[LLVMdev] LLVM Loop Vectorizer

Fri Oct 5 14:52:04 PDT 2012

----- Original Message -----
> From: "Andrew Trick" <atrick at apple.com>
> To: "Hal Finkel" <hfinkel at anl.gov>
> Cc: "Nadav Rotem" <nrotem at apple.com>, "llvmdev at cs.uiuc.edu Mailing List" <llvmdev at cs.uiuc.edu>
> Sent: Friday, October 5, 2012 4:27:11 PM
> Subject: Re: [LLVMdev] LLVM Loop Vectorizer
> 
> 
> On Oct 5, 2012, at 1:47 PM, Hal Finkel <hfinkel at anl.gov> wrote:
> > I don't really understand where you want to draw the line. Should
> > the inliner get target-specific input?
> 
> Inlining always does a canonical transformation. It can take whatever
> target data is available at it's level for heuristics, but that
> doesn't make it a target lowering pass.

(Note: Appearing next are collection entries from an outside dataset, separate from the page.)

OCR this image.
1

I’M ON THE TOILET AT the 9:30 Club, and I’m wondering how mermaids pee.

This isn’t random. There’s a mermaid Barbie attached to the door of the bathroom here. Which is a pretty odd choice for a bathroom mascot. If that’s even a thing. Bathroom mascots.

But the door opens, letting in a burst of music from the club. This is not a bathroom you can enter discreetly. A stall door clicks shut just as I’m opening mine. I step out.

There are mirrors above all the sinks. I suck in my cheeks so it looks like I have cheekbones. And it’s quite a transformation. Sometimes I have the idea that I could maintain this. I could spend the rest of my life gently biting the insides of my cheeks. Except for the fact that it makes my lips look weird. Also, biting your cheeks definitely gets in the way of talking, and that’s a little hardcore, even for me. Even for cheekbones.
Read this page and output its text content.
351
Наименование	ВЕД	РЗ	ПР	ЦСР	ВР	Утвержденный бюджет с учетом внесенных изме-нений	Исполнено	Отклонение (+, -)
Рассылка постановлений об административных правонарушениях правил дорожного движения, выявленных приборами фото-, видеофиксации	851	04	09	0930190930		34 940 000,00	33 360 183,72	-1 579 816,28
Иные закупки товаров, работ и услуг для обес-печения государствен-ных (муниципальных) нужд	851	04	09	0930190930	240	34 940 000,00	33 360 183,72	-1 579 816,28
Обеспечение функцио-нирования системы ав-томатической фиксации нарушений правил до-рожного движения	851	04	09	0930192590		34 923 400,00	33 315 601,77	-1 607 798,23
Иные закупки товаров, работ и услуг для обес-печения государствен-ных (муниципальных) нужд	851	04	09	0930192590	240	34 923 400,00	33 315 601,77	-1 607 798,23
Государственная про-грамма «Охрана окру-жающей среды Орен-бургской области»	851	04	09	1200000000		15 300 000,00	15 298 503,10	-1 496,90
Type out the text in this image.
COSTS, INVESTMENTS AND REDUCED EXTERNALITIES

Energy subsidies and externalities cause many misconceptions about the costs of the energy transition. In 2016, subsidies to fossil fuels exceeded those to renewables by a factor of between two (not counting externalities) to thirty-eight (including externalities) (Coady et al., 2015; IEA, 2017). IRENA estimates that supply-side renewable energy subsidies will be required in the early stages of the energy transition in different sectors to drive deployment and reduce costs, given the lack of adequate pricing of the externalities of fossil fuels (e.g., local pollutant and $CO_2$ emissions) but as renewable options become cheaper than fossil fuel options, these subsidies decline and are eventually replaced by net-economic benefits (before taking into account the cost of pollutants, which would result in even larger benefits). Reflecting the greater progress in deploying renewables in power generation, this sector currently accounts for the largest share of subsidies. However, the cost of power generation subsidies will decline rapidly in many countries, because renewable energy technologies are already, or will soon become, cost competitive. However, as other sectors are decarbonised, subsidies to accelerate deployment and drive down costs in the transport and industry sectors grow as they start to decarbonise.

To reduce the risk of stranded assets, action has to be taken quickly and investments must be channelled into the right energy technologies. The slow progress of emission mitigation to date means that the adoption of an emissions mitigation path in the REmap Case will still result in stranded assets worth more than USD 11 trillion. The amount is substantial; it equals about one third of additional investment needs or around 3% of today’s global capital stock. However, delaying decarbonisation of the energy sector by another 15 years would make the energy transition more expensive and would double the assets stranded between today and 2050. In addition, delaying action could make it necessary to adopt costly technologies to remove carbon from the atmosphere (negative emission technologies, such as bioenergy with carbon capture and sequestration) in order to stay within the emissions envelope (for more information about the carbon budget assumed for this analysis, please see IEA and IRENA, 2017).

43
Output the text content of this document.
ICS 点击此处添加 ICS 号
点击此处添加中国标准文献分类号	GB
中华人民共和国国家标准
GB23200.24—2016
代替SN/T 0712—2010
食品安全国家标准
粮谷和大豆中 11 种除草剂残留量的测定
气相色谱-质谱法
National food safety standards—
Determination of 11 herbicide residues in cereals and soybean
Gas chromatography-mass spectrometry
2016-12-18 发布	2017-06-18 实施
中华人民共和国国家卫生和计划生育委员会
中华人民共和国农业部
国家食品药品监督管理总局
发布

Agreed. I've recorded some additional thoughts below.

> 
> Similarly, full unrolling is a canonical transformation that may use
> target-specific heuristics. Contrast that with partial unrolling or
> vectorization, which are anti-canonical transformations.
> 
> > InstCombine?
> 
> I think there is too much temptation currently to use the canonical
> InstCombine pass to facilitate instruction selection. It should only
> facilitate downstream IR analysis and simplification.
> 
> I see no problem conceptually running an anti-canonical InstCombine
> as part of codegen that makes use of target hooks. I think this
> would make ISEL problems easier to deal with, and will eventually be
> necessary anyway to clean up after other target lowering passes.
> Obviously not a perfect solution, but better than doing everything
> in one CodeGenPrepare pass.

 1. We should not have code to canonicalize target-specific intrinsics inside InstCombine. These should be handled via callbacks somehow into the Targets.
 2. InstCombine currently makes decisions regarding canonical forms that it shouldn't, for example, it currently does not form shuffle masks that don't already appear because of a concern over increasing register pressure. There should be target-specific input into this decisions because on some targets some shuffle masks have a very low cost regardless of whether these already appear.

> 
> > How about Polly? I think that the answer to all of these questions
> > is probably, at some level, yes.
> 
> There is always the option of splitting a loop optimization problem
> into an early, canonical run to aid analysis, followed by a late
> target lowering run to optimize codegen. That's only a problem when
> the canonicalization can badly pessimize the code in a way that
> loses information or is hard to recover from.

For something like Polly to do a good job, as I understand it, it really should have access to some target-specific data. This is for vectorization, and also for understanding the memory hierarchy (I know we don't have this now, but I think we will at some point specifically because of this use case). 

 -Hal

> 
> -Andy
> 

-- 
Hal Finkel
Postdoctoral Appointee
Leadership Computing Facility
Argonne National Laboratory